Taking off the matte finish, detailing small parts and cleanup
By Dennis Adler
The hardest part of this defarbing project with the Swiss Arms 1911A1 is the frame which takes the most time and effort to work around small corners, edges, and parts that are attached to the frame, such as the thumb safety. Once you have cleared this hurdle there remains only a few small separate parts to strip the finish from, and then it is time to do a thorough cleaning of all polished out parts, before removing the blue tape and cleaning out any debris that may have gotten past the tape and into moving parts.
There are probably half a dozen ways to do what I am doing in this series of articles and this is my way, maybe not the best or easiest, just what I have done in the past to achieve the look I want. But the hard labor in stripping off the matte black finish is only the first part of the job. The final polish and refit come next and then you have a polished out gun that needs to be refinished.
After I had the slide completed (fully polished out) the frame required the same steps plus adding a green 3M scrubbing pad for working around curves and small edges. This does leave some scoring in the alloy because it is more abrasive but it can all be polished out later with the 0000 steel wool. And a little roughness isn’t bad when you are trying to create something that looks like a battlefield worn gun. That is another touch that will come in at the end when the final finish is applied.

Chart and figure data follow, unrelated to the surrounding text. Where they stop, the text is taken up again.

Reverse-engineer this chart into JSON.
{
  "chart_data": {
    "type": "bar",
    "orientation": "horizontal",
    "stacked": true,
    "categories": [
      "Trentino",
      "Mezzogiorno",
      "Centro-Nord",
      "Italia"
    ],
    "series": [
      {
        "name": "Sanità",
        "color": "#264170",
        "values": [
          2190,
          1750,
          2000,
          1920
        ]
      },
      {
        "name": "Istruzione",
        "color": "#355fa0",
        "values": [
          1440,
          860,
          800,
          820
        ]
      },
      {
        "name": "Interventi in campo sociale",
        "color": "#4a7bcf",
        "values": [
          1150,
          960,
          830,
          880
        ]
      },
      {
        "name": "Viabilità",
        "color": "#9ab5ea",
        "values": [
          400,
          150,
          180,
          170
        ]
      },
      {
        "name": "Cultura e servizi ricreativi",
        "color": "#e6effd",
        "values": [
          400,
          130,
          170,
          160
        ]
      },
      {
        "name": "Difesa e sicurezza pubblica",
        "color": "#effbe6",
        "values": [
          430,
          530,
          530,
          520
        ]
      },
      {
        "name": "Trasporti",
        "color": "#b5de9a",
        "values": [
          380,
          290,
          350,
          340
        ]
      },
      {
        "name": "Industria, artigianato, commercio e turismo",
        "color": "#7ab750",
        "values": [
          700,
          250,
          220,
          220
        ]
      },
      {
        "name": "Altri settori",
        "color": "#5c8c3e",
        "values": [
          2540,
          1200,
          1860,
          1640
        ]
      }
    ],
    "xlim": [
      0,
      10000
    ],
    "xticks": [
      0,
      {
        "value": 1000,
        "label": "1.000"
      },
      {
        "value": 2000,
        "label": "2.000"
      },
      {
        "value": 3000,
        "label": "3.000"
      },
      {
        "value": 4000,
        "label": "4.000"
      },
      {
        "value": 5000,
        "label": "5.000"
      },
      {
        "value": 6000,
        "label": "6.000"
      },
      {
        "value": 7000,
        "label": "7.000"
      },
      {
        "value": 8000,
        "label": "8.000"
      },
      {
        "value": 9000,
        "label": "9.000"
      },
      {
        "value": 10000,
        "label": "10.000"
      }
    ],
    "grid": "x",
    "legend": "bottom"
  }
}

In doing this process, the maker’s marks, proof mark and even the serial number of the air pistol (if it has one) will be polished off; it is back to a bare alloy gun like it was before markings and the matte finish were applied by the manufacturer. Getting into tight spaces the 3M scrubbing pads (or similar scrubbing pads) work well and also for flat surfaces such as the face of the recoil spring retainer sleeve, which has the checkered front that resembles the recoil spring plug on a 1911, front of the barrel bushing, sides of the slide stop (slide release), and even the face of the grip screws. Just a light buffing leaves a worn look. The 0000 steel wool is your best friend for finalizing the clean polish of parts since it is flexible for getting into tight spots. After using the steel wool or any of the other emory papers or scrubbers, always dump any dust or residue off the parts being worked on (it piles up) and blow off the parts with Dust Off. After you have reached the point where all of the parts are cleaned of the matte finish (though some small edges may remain and that will be alright), the parts need to be cleaned off. This is to remove any oils or remaining debris.
For cleaning there are a variety of recommended degreasers, but for this project it is a simple use of warm water with a drop or two of Dawn (dishwashing soap) to make a solution that will be wiped over the exposed surfaces. The blue tape is still in place but be careful not to let any of the solution get inside the gun. Only work on the outside surfaces. I wiped the gun parts down with a wet microfiber cloth. After that, it is dried off with another microfiber cloth and we are ready to remove the blue tape and reassemble the gun to make sure everything is working smoothly.
After the gun was reassembled I gave the inside of the rails (gun turned over grips up, rails showing with the slide locked back) a light oiling with RWS Air Chamber Lube. And a light drop on either side of the trigger at the top edge. I wiped off the edges, ran the slide and fired the gun (no CO2, no magazine inserted) about a dozen times to see that everything was running smoothly and the trigger pull remained smooth.
Where we are and what we have
At this point the Swiss Arms 1911A1 is a buffed out in the white gun showing some darkness around protected areas that are less prone to surface wear. Of course, a polished out gun is not a finished product, but it is more realistic looking than the Swiss Arms model was when we began.
Time thus far invested is about six hours and maybe $10 in materials. If you like guns in the white, this is the end. If not and the look of a war worn 1911 is your goal, in Part 3 we begin experimenting with finishes.